Adiós, amigos míos, volveré algunas veces entre vosotros. Mi misión es consolar, no instruir, pero hay muchos aquí cuyas heridas están ocultas, que se regocijan con mi venida.
Marcelo
Instrucción del guía del médium:
¡Pobre ser en sufrimiento, miserable, y ulceroso y deforme! ¡Cuántos gemidos hacía oír en el asilo de la miseria y de las lágrimas! Y a pesar de su niñez, ¡cuán resignado estaba, y cómo su alma comprendía ya el fin de los sufrimientos. ¡Conocía que más allá de la tumba le esperaba una recompensa por tantos lamentos ahogados! ¡Así como rogaba por aquellos que no tenían, como él, valor para soportar sus males, rogaba también particularmente por los que dirigían al cielo blasfemias en lugar de oraciones!
Si la agonía fue larga, la hora de la muerte fue terrible. Sin duda se retorcían los miembros convulsos y mostraban a los asistentes un cuerpo deforme, rebelándose contra la muerte. Era aquella la ley de la carne que quiere vivir cuanto puede, mas un ángel se cernía encima del lecho del moribundo y cicatrizaba su corazón. Después se llevó sobre sus blancas alas aquella alma tan hermosa que se escapaba del cuerpo pronunciando estas palabras: ¡Gloria a vos, oh, Dios mío!

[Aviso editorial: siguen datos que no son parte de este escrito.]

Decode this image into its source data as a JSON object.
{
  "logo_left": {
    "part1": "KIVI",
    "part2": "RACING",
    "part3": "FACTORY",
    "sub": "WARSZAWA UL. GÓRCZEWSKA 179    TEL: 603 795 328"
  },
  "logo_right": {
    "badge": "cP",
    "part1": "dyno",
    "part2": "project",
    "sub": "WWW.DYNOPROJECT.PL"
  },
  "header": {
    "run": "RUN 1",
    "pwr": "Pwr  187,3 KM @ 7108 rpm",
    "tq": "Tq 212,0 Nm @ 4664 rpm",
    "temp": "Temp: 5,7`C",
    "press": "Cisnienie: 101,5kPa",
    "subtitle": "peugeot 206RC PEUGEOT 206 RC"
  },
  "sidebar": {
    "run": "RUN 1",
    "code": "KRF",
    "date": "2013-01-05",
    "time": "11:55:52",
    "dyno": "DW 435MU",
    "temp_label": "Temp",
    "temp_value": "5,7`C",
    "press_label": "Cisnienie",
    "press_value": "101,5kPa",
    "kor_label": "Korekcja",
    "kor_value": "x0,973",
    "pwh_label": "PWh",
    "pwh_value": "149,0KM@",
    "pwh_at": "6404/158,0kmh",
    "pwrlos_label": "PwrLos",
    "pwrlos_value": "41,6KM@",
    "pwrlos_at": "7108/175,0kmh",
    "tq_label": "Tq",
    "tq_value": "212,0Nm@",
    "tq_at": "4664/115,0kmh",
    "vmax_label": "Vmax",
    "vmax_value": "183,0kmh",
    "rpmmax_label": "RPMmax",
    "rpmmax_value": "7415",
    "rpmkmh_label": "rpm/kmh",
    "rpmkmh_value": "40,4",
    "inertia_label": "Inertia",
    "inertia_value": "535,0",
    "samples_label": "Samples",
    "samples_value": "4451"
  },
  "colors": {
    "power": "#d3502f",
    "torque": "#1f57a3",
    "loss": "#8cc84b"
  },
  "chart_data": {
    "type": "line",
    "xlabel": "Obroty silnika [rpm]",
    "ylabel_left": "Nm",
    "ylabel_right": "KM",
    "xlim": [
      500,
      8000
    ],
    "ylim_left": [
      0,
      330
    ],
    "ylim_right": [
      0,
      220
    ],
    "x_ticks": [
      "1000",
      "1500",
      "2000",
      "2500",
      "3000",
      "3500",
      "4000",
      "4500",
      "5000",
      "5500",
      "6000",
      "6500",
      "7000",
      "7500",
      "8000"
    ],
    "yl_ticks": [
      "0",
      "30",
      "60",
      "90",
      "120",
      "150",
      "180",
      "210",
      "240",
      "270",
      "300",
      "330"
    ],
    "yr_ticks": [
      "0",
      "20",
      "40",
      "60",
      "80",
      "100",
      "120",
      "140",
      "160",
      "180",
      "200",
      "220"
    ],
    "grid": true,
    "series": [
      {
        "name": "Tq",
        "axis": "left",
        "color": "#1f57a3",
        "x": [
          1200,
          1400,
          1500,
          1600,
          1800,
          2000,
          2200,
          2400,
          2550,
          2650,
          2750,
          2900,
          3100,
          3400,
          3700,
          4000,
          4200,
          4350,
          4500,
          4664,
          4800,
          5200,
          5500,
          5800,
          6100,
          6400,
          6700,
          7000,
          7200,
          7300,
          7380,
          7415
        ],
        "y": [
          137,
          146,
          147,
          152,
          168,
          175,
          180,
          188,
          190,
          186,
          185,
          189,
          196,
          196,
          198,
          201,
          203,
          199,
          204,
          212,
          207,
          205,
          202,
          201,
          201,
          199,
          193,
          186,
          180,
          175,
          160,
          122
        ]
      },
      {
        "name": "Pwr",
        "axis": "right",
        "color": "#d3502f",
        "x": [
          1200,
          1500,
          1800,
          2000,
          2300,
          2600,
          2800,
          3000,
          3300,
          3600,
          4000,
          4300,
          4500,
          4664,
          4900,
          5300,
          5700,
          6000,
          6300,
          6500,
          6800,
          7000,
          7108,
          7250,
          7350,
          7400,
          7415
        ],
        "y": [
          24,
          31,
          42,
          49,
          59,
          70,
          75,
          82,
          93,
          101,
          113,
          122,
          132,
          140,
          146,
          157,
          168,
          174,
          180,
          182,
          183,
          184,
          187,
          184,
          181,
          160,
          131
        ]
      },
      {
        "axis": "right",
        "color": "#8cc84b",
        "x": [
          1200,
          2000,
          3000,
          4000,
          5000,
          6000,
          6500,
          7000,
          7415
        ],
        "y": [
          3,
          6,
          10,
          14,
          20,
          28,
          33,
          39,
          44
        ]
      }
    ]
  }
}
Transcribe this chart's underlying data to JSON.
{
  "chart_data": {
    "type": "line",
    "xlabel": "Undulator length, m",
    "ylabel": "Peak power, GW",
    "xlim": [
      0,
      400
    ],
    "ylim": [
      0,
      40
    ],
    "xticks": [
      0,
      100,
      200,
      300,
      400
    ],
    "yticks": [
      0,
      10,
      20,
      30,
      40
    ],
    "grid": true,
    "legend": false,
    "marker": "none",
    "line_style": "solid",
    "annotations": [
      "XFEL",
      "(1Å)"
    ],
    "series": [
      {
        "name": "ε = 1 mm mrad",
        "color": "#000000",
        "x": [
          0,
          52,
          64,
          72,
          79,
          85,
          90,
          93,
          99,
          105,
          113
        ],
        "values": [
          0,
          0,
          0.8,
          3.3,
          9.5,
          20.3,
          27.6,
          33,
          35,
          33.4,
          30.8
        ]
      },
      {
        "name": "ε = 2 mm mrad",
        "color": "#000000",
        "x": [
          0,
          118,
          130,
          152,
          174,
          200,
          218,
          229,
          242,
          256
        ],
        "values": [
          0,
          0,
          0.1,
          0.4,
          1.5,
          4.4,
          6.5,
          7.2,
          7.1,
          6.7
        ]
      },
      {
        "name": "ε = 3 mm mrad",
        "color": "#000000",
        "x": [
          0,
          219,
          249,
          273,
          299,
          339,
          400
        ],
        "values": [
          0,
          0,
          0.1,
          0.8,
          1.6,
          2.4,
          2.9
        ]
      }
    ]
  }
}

Y esta alma, elevada hacia el Omnipotente, exclamó venturosa: Heme aquí, Señor, me habéis dado por misión la de aprender a sufrir: ¿He soportado dignamente la prueba?
Y ahora el espíritu del pobre niño ha tomado sus proporciones. Corre el espacio yendo al débil y al pequeño y diciendo a todos: esperanza y valor. Desprendido de toda materia y sin mancha, está ahí cerca de vosotros.
Os habla, no con su voz lacerada y doliente, sino con varoniles acentos. Os ha referido: “Los que me han visto han mirado al niño que no murmuraba, logrando por su ejemplo tener calma para sus males, y sus corazones se han afirmado en la dulce confianza en Dios. He ahí el fin de mi corto tránsito en la Tierra.”